Outgoing NBN Co chief executive Bill Morrow will look to downplay negative public perception on Tuesday in a speech to the National Press Club saying that in percentage terms the results of female business growth "are stunning".

"The number of self-employed women in NBN regions grew at an average 2.3 per cent every year, compared to just 0.1 per cent annual average growth in female entrepreneurs in non-NBN areas," he said.

"If this trend continues, up to 52,200 additional Australian women will be self-employed by the end of the roll-out due to the “NBN effect”.

Research firm AlphaBeta used figures from the 2016 Census to find the NBN network generated an additional $1.2 billion of economic activity in 2017 by comparing statistical areas of 10,000 people that had the NBN with those that did not.


The report's author, Andrew Charlton, a former economic advisor to Labor prime minister Kevin Rudd, said the study looked "at the fundamental reason of why the NBN was begun."

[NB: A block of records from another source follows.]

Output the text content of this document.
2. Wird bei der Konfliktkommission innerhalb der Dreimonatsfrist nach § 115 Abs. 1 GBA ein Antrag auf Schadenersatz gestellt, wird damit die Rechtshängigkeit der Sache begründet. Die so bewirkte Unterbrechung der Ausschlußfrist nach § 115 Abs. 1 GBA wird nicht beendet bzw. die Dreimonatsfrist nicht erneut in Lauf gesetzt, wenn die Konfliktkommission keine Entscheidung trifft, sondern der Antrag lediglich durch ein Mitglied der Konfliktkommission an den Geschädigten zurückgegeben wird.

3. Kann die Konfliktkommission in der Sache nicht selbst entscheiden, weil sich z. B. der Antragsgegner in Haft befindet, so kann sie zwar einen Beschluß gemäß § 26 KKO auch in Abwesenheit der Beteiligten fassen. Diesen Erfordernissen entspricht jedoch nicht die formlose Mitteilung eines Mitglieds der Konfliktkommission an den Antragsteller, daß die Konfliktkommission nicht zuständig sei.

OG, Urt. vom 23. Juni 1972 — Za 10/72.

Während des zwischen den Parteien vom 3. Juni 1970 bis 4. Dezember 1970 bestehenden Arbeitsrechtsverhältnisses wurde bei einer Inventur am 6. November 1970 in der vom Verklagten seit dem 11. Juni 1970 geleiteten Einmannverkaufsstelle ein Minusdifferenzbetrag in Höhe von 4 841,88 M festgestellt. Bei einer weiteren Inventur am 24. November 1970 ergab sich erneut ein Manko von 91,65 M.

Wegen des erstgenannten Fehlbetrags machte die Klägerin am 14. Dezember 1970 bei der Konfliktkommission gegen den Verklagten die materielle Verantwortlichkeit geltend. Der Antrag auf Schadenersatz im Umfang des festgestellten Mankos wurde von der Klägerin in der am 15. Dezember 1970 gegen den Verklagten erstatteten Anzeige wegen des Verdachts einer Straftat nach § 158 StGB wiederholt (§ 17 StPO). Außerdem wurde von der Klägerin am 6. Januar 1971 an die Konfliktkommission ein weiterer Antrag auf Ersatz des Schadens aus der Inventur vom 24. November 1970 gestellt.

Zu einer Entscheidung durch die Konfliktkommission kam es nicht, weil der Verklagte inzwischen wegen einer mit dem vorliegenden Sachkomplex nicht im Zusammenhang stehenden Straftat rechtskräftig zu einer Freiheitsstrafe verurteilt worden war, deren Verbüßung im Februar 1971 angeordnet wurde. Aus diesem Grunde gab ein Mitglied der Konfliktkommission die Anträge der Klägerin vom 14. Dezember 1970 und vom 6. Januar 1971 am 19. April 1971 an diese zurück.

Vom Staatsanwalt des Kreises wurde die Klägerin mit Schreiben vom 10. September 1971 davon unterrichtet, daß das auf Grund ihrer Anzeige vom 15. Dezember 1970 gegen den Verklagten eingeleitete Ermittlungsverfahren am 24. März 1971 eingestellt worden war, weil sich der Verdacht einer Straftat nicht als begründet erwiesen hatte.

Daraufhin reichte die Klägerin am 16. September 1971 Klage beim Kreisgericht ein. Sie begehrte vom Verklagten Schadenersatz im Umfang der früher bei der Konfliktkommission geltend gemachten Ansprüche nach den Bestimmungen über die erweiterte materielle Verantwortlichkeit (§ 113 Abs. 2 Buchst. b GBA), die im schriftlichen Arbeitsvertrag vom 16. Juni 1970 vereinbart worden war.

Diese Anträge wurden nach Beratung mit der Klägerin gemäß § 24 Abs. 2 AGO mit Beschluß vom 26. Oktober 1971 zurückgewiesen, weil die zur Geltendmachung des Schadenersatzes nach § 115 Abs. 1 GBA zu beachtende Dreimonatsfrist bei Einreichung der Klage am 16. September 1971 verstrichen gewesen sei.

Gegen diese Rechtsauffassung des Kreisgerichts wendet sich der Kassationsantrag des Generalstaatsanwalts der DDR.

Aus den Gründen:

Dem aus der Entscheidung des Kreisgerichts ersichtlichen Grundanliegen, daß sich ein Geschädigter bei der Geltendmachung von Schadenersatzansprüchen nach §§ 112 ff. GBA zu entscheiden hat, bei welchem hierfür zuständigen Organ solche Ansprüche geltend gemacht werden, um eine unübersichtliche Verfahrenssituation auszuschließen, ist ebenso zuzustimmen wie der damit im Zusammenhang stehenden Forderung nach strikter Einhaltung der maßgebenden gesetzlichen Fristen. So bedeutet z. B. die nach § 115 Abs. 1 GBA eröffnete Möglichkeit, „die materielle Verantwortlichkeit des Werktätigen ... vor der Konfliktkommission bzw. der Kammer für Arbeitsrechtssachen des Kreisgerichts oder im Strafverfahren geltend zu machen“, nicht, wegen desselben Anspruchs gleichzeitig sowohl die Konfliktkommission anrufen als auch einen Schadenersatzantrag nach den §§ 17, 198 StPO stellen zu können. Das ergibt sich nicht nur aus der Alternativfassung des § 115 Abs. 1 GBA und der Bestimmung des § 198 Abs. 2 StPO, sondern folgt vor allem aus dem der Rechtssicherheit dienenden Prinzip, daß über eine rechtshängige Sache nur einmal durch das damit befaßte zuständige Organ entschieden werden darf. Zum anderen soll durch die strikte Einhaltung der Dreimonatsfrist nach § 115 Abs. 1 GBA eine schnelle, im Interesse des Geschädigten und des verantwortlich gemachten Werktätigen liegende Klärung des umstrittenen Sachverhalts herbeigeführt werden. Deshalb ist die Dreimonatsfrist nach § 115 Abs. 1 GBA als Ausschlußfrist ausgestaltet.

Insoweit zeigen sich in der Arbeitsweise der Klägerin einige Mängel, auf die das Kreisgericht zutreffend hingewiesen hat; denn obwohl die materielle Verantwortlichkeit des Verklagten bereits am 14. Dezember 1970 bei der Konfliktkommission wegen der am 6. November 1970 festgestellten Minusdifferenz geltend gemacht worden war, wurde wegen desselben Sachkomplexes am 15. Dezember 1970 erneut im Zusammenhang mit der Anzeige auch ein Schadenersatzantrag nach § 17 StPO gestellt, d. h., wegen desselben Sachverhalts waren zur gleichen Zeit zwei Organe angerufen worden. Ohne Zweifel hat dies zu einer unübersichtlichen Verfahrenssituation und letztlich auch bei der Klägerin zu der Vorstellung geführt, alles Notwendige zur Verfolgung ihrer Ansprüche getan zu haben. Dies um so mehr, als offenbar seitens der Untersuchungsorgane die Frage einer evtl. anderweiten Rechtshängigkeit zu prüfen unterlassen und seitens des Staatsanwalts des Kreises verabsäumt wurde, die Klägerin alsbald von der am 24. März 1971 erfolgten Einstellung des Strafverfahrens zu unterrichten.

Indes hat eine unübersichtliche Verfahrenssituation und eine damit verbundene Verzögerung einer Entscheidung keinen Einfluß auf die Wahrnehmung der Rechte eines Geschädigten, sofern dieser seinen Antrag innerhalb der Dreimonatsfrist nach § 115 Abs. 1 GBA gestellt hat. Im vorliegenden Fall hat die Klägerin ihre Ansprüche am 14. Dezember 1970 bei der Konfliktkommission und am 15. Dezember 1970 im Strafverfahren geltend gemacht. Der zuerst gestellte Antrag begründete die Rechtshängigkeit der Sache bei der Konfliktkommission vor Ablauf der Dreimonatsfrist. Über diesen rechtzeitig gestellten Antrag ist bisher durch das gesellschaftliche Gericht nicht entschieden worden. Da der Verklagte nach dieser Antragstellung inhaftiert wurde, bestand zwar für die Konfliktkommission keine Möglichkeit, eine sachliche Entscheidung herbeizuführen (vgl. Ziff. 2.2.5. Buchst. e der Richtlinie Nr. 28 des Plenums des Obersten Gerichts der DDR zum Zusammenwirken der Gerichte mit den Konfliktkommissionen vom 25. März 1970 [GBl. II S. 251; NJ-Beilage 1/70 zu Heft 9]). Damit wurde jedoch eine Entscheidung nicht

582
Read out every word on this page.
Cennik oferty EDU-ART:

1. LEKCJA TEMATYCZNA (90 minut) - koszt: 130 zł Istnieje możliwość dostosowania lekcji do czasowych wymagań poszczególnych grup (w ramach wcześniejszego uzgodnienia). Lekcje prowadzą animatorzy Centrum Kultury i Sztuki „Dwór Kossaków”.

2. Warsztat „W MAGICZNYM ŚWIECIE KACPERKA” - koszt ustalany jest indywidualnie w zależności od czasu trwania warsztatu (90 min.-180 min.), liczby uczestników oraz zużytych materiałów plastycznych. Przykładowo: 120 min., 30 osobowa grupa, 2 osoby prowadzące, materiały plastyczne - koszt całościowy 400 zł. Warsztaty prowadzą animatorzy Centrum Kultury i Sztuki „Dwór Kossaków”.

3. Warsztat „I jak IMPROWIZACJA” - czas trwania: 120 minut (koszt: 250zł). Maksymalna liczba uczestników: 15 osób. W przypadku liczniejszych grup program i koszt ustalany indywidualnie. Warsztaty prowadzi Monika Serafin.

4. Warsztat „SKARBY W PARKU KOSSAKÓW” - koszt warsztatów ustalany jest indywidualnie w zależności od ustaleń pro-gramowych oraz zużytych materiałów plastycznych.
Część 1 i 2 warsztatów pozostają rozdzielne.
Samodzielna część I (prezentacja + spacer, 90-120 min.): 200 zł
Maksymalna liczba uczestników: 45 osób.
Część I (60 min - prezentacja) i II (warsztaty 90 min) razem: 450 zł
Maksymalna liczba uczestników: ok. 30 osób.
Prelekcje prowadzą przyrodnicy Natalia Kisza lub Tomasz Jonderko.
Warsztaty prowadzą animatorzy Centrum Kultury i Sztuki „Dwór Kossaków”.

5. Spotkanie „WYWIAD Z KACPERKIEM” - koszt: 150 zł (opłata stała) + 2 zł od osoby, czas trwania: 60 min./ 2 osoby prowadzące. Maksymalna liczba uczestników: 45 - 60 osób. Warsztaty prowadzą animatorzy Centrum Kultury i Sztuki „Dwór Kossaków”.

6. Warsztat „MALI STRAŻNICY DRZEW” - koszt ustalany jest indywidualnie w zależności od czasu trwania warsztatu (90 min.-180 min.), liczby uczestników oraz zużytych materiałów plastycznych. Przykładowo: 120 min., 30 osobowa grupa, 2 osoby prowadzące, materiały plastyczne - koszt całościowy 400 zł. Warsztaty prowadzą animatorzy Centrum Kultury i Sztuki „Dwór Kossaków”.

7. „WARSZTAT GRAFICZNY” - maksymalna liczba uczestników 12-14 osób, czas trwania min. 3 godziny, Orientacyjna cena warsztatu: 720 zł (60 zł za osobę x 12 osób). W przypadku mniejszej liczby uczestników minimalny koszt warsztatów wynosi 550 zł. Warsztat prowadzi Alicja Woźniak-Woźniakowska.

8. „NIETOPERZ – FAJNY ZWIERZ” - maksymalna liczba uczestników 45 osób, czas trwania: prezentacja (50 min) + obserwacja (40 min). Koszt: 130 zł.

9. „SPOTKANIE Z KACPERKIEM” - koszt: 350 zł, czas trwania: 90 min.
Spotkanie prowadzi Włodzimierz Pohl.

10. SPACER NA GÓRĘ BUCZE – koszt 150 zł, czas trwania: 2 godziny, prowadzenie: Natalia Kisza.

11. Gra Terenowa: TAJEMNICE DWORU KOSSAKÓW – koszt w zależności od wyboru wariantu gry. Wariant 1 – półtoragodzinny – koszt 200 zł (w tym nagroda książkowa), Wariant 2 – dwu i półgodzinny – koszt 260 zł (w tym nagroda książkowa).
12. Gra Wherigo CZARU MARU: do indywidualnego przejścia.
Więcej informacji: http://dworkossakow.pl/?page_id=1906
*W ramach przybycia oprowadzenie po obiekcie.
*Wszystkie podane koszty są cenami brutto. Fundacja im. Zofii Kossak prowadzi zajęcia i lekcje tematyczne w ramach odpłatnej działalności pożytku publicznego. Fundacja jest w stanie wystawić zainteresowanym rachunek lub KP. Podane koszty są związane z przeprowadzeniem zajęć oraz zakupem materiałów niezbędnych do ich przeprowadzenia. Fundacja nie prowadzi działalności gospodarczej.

"Understanding how it is affecting Australian lives and how it’s affecting the australian economy," the AlphaBeta founder said.

"These are statistically significant results. There would be fewer Australians working from home, fewer Australians learning online, fewer Australians connecting with online health services without the NBN."

The NBN has blown out in cost by more than $15 billion since its construction began and by the time it is completed the final taxpayer bill is expected to be as much as $60 billion.

"After an investment like this, that is what you want," said Mr Charlton.

The NBN has also been dogged by consumer concerns throughout its roll-out but NBN Co said it had seen a 16 per cent decline in the rate of complaints between July and December 2017.

NBN Co chief customer officer, Brad Whitcomb said "the slowdown in the rate of complaints was encouraging".

"NBN Co acknowledges there is still more work to be done, particularly at this critical stage of the roll-out as we balance prioritising customer experience without taking our foot off the construction pedal," he said.